A number of candidate countries for membership in the European Union made progress toward that aim in talks this week in Brussels. It was the first round of accession talks held under new president Denmark. EU diplomats said the talks helped to "clear the table" before discussions on the costs of enlargement -- expected to be very difficult -- begin in October.
Brussels, 31 July 2002 (RFE/RL) -- The first round of European Union enlargement talks held under the EU's current Danish presidency went a long way toward tying up loose ends before difficult negotiations on the costs of enlargement begin this autumn.
The talks between current EU members and the 10 leading candidates took place on Monday and Tuesday in Brussels.
Wrapping up the talks, Denmark's EU envoy Poul Skytte said the EU and the candidates collectively managed to agree on seven additional areas of EU law, leaving in total just eight nonfinancial chapters open for discussion.
Two financial chapters, on agriculture and the budget, remain open for all of the candidates and cannot be addressed before late October, when the results of Germany's September elections become clear.
Skitte singled out Hungary, Estonia, and Poland for closing especially difficult chapters. "When we took over from the Spanish presidency [on 1 July], I think we had 15 -- taking the 10 countries together -- 15 chapters which had not yet been closed.
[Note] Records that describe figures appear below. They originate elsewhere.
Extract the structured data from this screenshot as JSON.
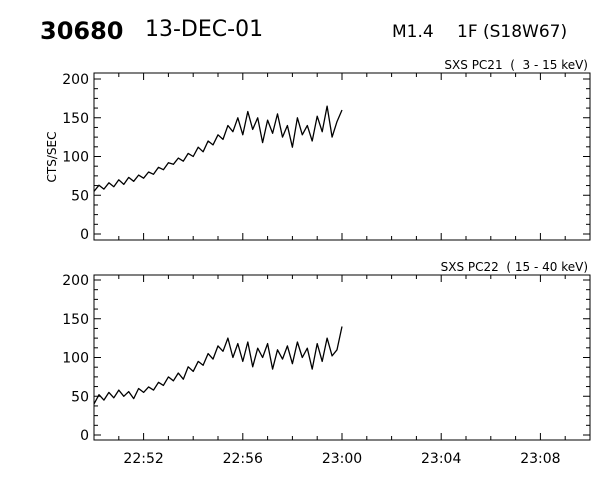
{
  "header": {
    "event_id": "30680",
    "date": "13-DEC-01",
    "goes_class": "M1.4",
    "location": "1F (S18W67)"
  },
  "chart_data": [
    {
      "type": "line",
      "title": "SXS PC21  (  3 - 15 keV)",
      "ylabel": "CTS/SEC",
      "xlabel": "",
      "x_unit": "minutes after 22:50 UT",
      "xlim": [
        0,
        20
      ],
      "ylim": [
        0,
        200
      ],
      "yticks": [
        "0",
        "50",
        "100",
        "150",
        "200"
      ],
      "x_start": 0,
      "x_step": 0.2,
      "values": [
        55,
        63,
        58,
        66,
        61,
        70,
        64,
        73,
        68,
        76,
        72,
        80,
        77,
        86,
        83,
        92,
        90,
        98,
        94,
        104,
        100,
        112,
        106,
        120,
        115,
        128,
        122,
        140,
        132,
        150,
        128,
        158,
        135,
        150,
        118,
        147,
        130,
        155,
        125,
        140,
        112,
        150,
        128,
        140,
        120,
        152,
        132,
        165,
        125,
        145,
        160
      ]
    },
    {
      "type": "line",
      "title": "SXS PC22  ( 15 - 40 keV)",
      "ylabel": "",
      "xlabel": "",
      "x_unit": "minutes after 22:50 UT",
      "xlim": [
        0,
        20
      ],
      "ylim": [
        0,
        200
      ],
      "yticks": [
        "0",
        "50",
        "100",
        "150",
        "200"
      ],
      "xticks": [
        {
          "value": 2,
          "label": "22:52"
        },
        {
          "value": 6,
          "label": "22:56"
        },
        {
          "value": 10,
          "label": "23:00"
        },
        {
          "value": 14,
          "label": "23:04"
        },
        {
          "value": 18,
          "label": "23:08"
        }
      ],
      "x_start": 0,
      "x_step": 0.2,
      "values": [
        40,
        52,
        45,
        55,
        48,
        58,
        50,
        56,
        47,
        60,
        55,
        62,
        58,
        68,
        64,
        75,
        70,
        80,
        72,
        88,
        82,
        95,
        90,
        105,
        98,
        115,
        108,
        125,
        100,
        118,
        95,
        120,
        88,
        112,
        100,
        118,
        85,
        110,
        98,
        115,
        92,
        120,
        100,
        112,
        85,
        118,
        95,
        125,
        102,
        110,
        140
      ]
    }
  ]
}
We have been able during this session to close about half of these chapters, seven chapters in all in various areas: regional policy for four countries, culture and audiovisual [policy] for Hungary. Of course, all of these closures are important, but if I should take out two closures which I consider of particular importance, I would mention energy with Estonia and justice and home affairs with Poland," Skitte said.
Central to Estonia's long-delayed closure of the Energy Chapter was success in having the EU recognize oil-shale as a "unique energy carrier." Oil shale (rock sediment containing organic matter that can be burned as fuel) yields 90 percent of Estonia's electricity but is not mined anywhere else in the EU or the candidate countries.
Estonia's chief negotiator, Alar Streimann, said Estonia had won a 10-year transition period before it must open its energy markets to EU competition. The delay is necessary for restructuring Estonia's noncompetitive energy market. The deal was described by Streimann as a remarkable victory. "We will have 10 years to decide ourselves how to develop our energy sector. This is a very important economic advantage for us, it is also an advantage in terms of [energy] security -- the development of the entire energy package is in our own hands," Streimann said.
Poland's closure of the Home Affairs Chapter removed one of the biggest obstacles from its path before the negotiations over the financial package. Poland was the last candidate country to close this chapter because of heightened EU concern over the security of its eastern border.
Poland's chief negotiator, Jan Truszczynski, said his country's problems were the same as faced by other candidate countries, but said Poland's size meant it needed to do more to earn the trust of EU member states. "If there is a difference, then the difference as usual is in size. Poland is a slightly larger country [than other candidates] as far as the territory is concerned, a big country with a slightly longer, or much longer, external [non-EU] border than the other candidate countries -- and a country which therefore probably needs a bit more trust and confidence from the current member states," Truszczynski said.
Denmark's Skitte, who oversaw the talks, said the EU had agreed to close the Home Affairs Chapter after Poland undertook "a number of commitments," among them to increase the number of border guards on the eastern border and replace conscripts with professional staff by 2006.
EU officials said Poland can expect to join the EU's visa-free Schengen regime in 2006. Until then, its citizens -- like those of other new members -- will need to carry passports to travel in the EU.
After Tuesday, Estonia, Lithuania, Slovenia, and Cyprus have closed all but the two financial chapters. Poland, together with Hungary, the Czech Republic, and Malta face another tough hurdle in the form of the Competition Chapter, where state subsidies, restructuring heavy industry, and the status of free economic zones remain hotly contested issues.
Eneko Landaburu, the European Commission's top civil servant in charge of the enlargement, warned this week of what he called "undeniable obstacles" still remaining regardless of the progress. Aside from the competition chapter, he said discord among member states over how enlargement should be financed threatens delays.
Another potential snag is Ireland's second referendum on the Nice treaty, expected to take place in October. Landaburu said if Ireland rejects the treaty again, the fallout could seriously affect enlargement.
After talks this week, Cyprus, Estonia, Lithuania, and Slovenia have closed 28 of the 30 chapters, followed by Latvia and Slovakia with 27, Hungary and Poland with 26, the Czech Republic with 25, and Malta with 24.
Bulgaria and Romania -- aiming for accession in 2007 -- have closed 21 and 13 chapters, respectively.